Otomotif by AKDAH – Dalam perubahan kebijakan yang signifikan, negara bagian New South Wales, Australia, telah mengusulkan rencana baru yang memungkinkan pengguna cannabis medis untuk mengemudikan kendaraan dengan kandungan THC dalam tubuh mereka, sepanjang tidak melebihi batas yang ditetapkan. Kebijakan ini merupakan langkah perdana di dunia yang mengatur ambang batas THC di jalan raya, memungkinkan pengemudi dengan resep untuk melawan sanksi yang sebelumnya berlaku bagi pengguna cannabis rekreasi.
Perubahan Aturan Pengemudian untuk Pengguna Cannabis Medis
Sejak legalisasi cannabis medis di Australia pada tahun 2016, pengguna dengan resep tetap terancam sanksi serupa dengan pengguna cannabis rekreasi, yang membuat mereka tidak bisa mengemudikan kendaraan meski menggunakan obat tersebut secara legal. Namun, proposal terbaru ini mengatur bahwa pengguna yang memiliki izin medis dapat mengemudikan kendaraan dengan kandungan THC sebanyak 50 nanogram per mililiter dalam air liur mereka.
Rincian dan Prosedur Pengujian
Jika seorang pengemudi terdeteksi positif menggunakan cannabis saat tes jalan raya, mereka akan diberi larangan mengemudi selama 24 jam dan wajib memberikan sampel lain untuk pemeriksaan laboratorium yang lebih mendalam. Apabila hasil tes laboratorium menunjukkan kadar THC di bawah batas yang ditentukan, mereka akan diizinkan untuk melanjutkan mengemudi. Sanksi yang lebih berat, seperti denda AU$704 dan suspensi izin mengemudi selama tiga bulan, hanya akan diterapkan jika pengemudi melanggar batas ini pada percobaan yang ketiga.
Pandangan Ahli dan Respons Publik
Rencana reformasi ini mendapat dukungan dari beberapa pihak, termasuk akademisi yang menilai bahwa langkah ini akan menjaga keselamatan di jalan sambil memenuhi kebutuhan pengguna cannabis medis. Seorang profesor dari Monash University menyatakan, “Inisiatif ini merupakan kemajuan penting dalam menyeimbangkan keselamatan jalan raya dengan kebutuhan pengguna cannabis medis, sekaligus memberikan perlindungan bagi ketertiban lalu lintas.”

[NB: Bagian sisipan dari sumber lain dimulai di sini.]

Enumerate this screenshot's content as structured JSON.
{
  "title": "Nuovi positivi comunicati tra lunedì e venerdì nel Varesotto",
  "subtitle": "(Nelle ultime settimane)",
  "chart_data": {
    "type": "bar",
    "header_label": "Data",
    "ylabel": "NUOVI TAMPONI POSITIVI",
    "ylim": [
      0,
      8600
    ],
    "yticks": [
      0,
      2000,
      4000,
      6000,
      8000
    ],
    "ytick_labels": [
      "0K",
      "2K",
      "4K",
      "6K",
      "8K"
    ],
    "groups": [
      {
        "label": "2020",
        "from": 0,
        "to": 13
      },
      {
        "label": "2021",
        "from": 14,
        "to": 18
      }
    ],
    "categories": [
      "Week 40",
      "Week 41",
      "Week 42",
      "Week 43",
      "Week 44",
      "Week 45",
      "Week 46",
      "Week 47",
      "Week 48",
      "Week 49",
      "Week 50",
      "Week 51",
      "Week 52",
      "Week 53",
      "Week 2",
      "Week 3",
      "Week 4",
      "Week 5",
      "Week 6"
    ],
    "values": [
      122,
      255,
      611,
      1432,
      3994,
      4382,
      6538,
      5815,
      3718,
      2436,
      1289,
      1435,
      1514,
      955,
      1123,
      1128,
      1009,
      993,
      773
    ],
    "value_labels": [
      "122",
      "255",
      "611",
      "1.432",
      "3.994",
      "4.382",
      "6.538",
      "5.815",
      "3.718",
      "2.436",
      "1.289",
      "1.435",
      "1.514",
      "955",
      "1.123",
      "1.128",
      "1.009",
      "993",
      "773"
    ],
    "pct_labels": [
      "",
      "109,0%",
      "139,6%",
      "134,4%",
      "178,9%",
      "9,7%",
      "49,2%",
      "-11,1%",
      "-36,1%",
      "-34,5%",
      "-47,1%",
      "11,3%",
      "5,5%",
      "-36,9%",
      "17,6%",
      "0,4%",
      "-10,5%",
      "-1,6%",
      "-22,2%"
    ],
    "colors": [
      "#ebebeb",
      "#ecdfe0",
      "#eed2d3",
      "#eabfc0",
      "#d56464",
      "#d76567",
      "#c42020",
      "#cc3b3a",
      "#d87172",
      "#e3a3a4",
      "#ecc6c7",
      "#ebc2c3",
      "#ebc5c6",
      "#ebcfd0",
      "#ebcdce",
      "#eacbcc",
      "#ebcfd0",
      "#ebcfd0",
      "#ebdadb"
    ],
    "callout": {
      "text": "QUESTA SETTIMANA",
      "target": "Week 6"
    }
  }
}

Namun, tidak semua pihak setuju dengan usulan ini. Kellie Sloane, pemimpin partai oposisi, mengungkapkan skeptisisme terhadap kebijakan yang dianggapnya terlalu prematur. Ia berpendapat, “Setiap orang terpengaruh dengan cara yang berbeda oleh cannabis, dan hingga kita memiliki bukti ilmiah yang kuat, kita seharusnya tidak melanjutkan undang-undang ini.”
Dampak Potensial terhadap Masyarakat
Pengaturan ini menjadi fokus perhatian karena dapat mengubah panduan dan sikap masyarakat terhadap penggunaan cannabis di jalan raya. Meskipun bertujuan untuk mengakomodasi pengguna medis, reformasi ini juga memicu diskusi lebih luas tentang pencapaian keselamatan lalu lintas dan potensi penyalahgunaan hukum. Semakin banyak pengguna cannabis medis yang memiliki kebebasan untuk mengemudi, hal ini dapat mengarah pada perubahan pola perilaku dan persepsi masyarakat terhadap cannabis.
Kesimpulan
Rencana baru di New South Wales mencerminkan perubahan mendalam dalam pendekatan terhadap cannabis medis dan keselamatan berkendara. Inisiatif ini menunjukkan upaya untuk mengakomodasi kebutuhan pengguna medis tanpa mengorbankan keselamatan pengemudi dan masyarakat. Meski ada perdebatan yang tajam mengenai efektivitas dan keamanan kebijakan ini, langkah ini menjadi tonggak penting dalam pengaturan penggunaan cannabis di jalan raya yang patut dicermati oleh negara lain yang menghadapi isu serupa.